Intro to Hispanic Culture

Nov 2013

Wendy is possibly one of the most pleasant people, let alone professors, I have ever met. She came to class smiling every day, and genuinely seemed like she wanted to be there, which always made me happier to be there too. I also enjoyed being in class because she was a hilarious professor and kept the class entertained. She encourages everyone to share their opinion, and a lot of the homework for our class just required us to share our opinions, without expecting a specific answer. She never makes students feel dumb, even though people definitely said stupid shit or were unable to articulate it throughout the semester. She also really cares about the subject matter and knows a ton about Spanish-language cinema, which makes it really fun to discuss those things in class. I wasn't wild about the subject of the class I took with Wendy (I'm just not super enthusiastic about literature) but having her as a teacher made it a great class. Wendy never made me feel embarrassed to ask questions and made herself available to students whenever necessary. I wish I could have her as a teacher again, but I'm grateful I got to be in at least one of her classes!

Oct 2009

Took her class last semester at Barnard and loved her. She's very friendly and super understanding. A lot of the class revolves around the readings and class or group discussions about them. If you don't really understand or the class is silent (i.e. no one read) she'll push you in the right direction or frame the questions in a way that make it easier to talk about. The syllabus was pretty interesting too - for the art section she had us go to a museum exhibit and write our essay on how it tied into what we were discussing in class; another section included watching telenovelas.

Dec 2007

This class was a cultural studies class, so basically it involves a lot of sitting around and staring at eachother until someone who has actually done the reading says something ensightful. Other days no one says anything because the readings are often so difficult to get through that we spend the entire class going over them and breaking down the sentences into smaller units to squeeze an ounce of meaning out of the colvolution that is the essay. This is not, however, the professor's fault, since he cannot control the syllabus for this class. Adam was really nice and even funny sometimes, and wanted to encourage people to speak even if they were uncomfortable with their ability to articulate themselves. The nice thing about having difficult readings in this class is that you are not expected to fully understand them (atleast the more difficult later ones), so if you do you are impressive.

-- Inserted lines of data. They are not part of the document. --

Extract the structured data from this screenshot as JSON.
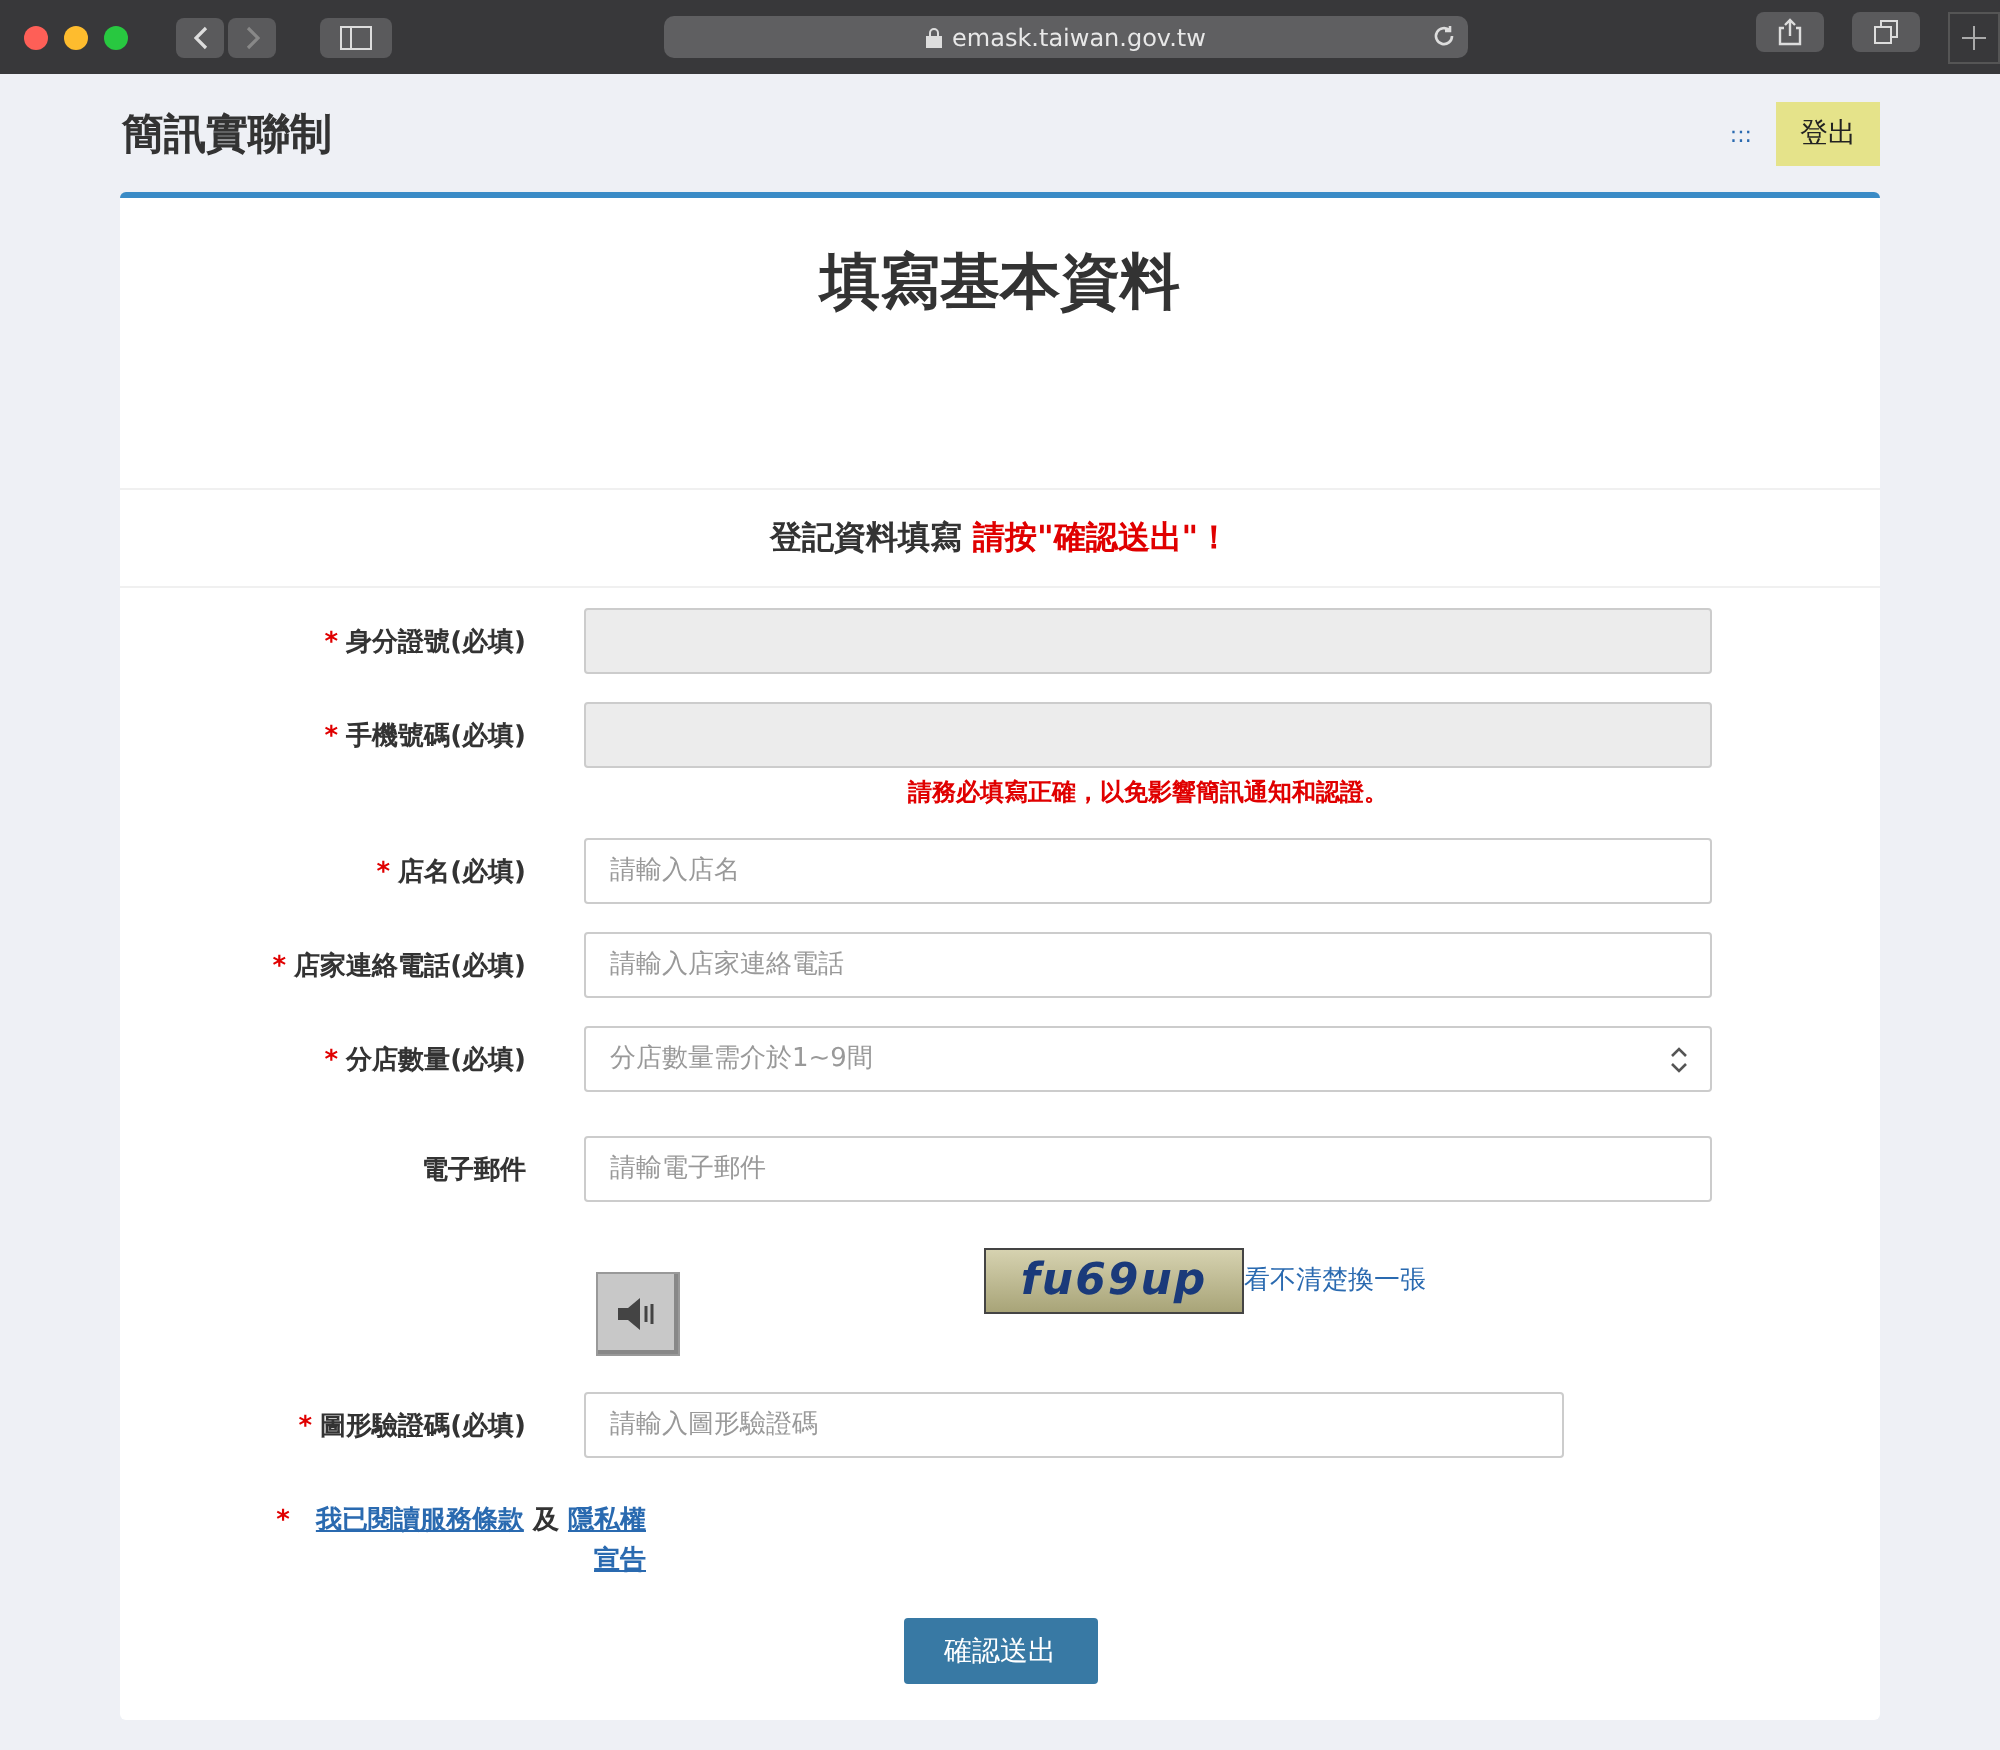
{
  "browser": {
    "url": "emask.taiwan.gov.tw"
  },
  "header": {
    "title": "簡訊實聯制",
    "menu_glyph": ":::",
    "logout": "登出"
  },
  "card": {
    "title": "填寫基本資料",
    "notice": "登記資料填寫 ",
    "notice_emphasis": "請按\"確認送出\"！"
  },
  "fields": [
    {
      "label": "身分證號(必填)",
      "mark": "*",
      "kind": "text",
      "disabled": true
    },
    {
      "label": "手機號碼(必填)",
      "mark": "*",
      "kind": "text",
      "disabled": true,
      "hint": "請務必填寫正確，以免影響簡訊通知和認證。"
    },
    {
      "label": "店名(必填)",
      "mark": "*",
      "kind": "text",
      "disabled": false,
      "placeholder": "請輸入店名"
    },
    {
      "label": "店家連絡電話(必填)",
      "mark": "*",
      "kind": "text",
      "disabled": false,
      "placeholder": "請輸入店家連絡電話"
    },
    {
      "label": "分店數量(必填)",
      "mark": "*",
      "kind": "number",
      "disabled": false,
      "placeholder": "分店數量需介於1~9間"
    },
    {
      "label": "電子郵件",
      "kind": "text",
      "disabled": false,
      "placeholder": "請輸電子郵件"
    }
  ],
  "captcha": {
    "image_text": "fu69up",
    "refresh_link": "看不清楚換一張",
    "label": "圖形驗證碼(必填)",
    "mark": "*",
    "placeholder": "請輸入圖形驗證碼"
  },
  "terms": {
    "mark": "*",
    "link1": "我已閱讀服務條款",
    "joiner": "及",
    "link2a": "隱私權",
    "link2b": "宣告"
  },
  "submit": "確認送出"
}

The topics covered are also quite interesting - art, graffiti, popular culture, nationalism, even some Marxist theory thrown in. Overall it was a pretty pleasant experience.

Mar 2007

Ok, so I am in the middle of taking this class right now that is now a part of the Spanish and Latin American Cultures major. I already had to make a review since it is burning a whole in my soul to see these wonderful reviews of Teresa. Where to begin? The material: Art, Cultura popular, nationalism, etc have dominated the themes of the course. Well one might ask, well that doesnt sound to bad (those themes can easily be applied to Latin America)? WRONG! We have read more Foucault and Marx than we have Borges, de las Casas, and Garcia Marquez. The worst part: we NEVER relate the texts to current, past, or reoccuring incidences. The texts are given life and left to die on the table at the hands of ignorant students who make comments like, "El graffiti es la arte de la clase baja." RIIIGHT? Ok let's look at structure... Structure: Each week the topics can vary from boring to downright excrutiating. The worse part: we are supposed to have an opinion on every minute detail since class participation is a whopping 35%. For example, we were trying to classify whether Duchamp's urinal display in a gallery is actually art...two things need to be said for that: 1. Hello, Spanish and Latin American cultures, where are you? 2. Really who gives a...well you know? The Prof: Ha! She is a seemingly nice woman from Argentina originally who likes Spanish and topics relating to Spain and Latin America. She is young and energetic. One might ask well this is something that is good about the class...WRONG! She is strict in all the wrong ways such as page length on the weekly essays (2 pages exactly no more, no less) and constant rehashing grammar that I don't think is necessary or helpful. She never questions someone's random opinion in order to push him or her farther in discussion, obviously stemming from not reading, even so far as allowing people to spew what I think are racist, bigoted, not thought out, and overwhelmingly sheltered opinions. The comments die on the table like the rest of this horrendous class. This is supposed to be a 3000 level course, can anyone tell me why the majority of it is freshmen and people do not have a command of the Spanish language in order to communicate their ideas in their entirety. Although, this probably wouldnt matter anyway since it

Dec 2006

Wonderful professor and person! Profa. Aguilar is very knowledgeable and down to earth about the theoretical pieces of spanish literature that we read in class. She goes over all of them in small class discussions that are open-ended. She is easy-going and very friendly. Even if you haven't done the reading you can still voice your opinion on the themes discussed.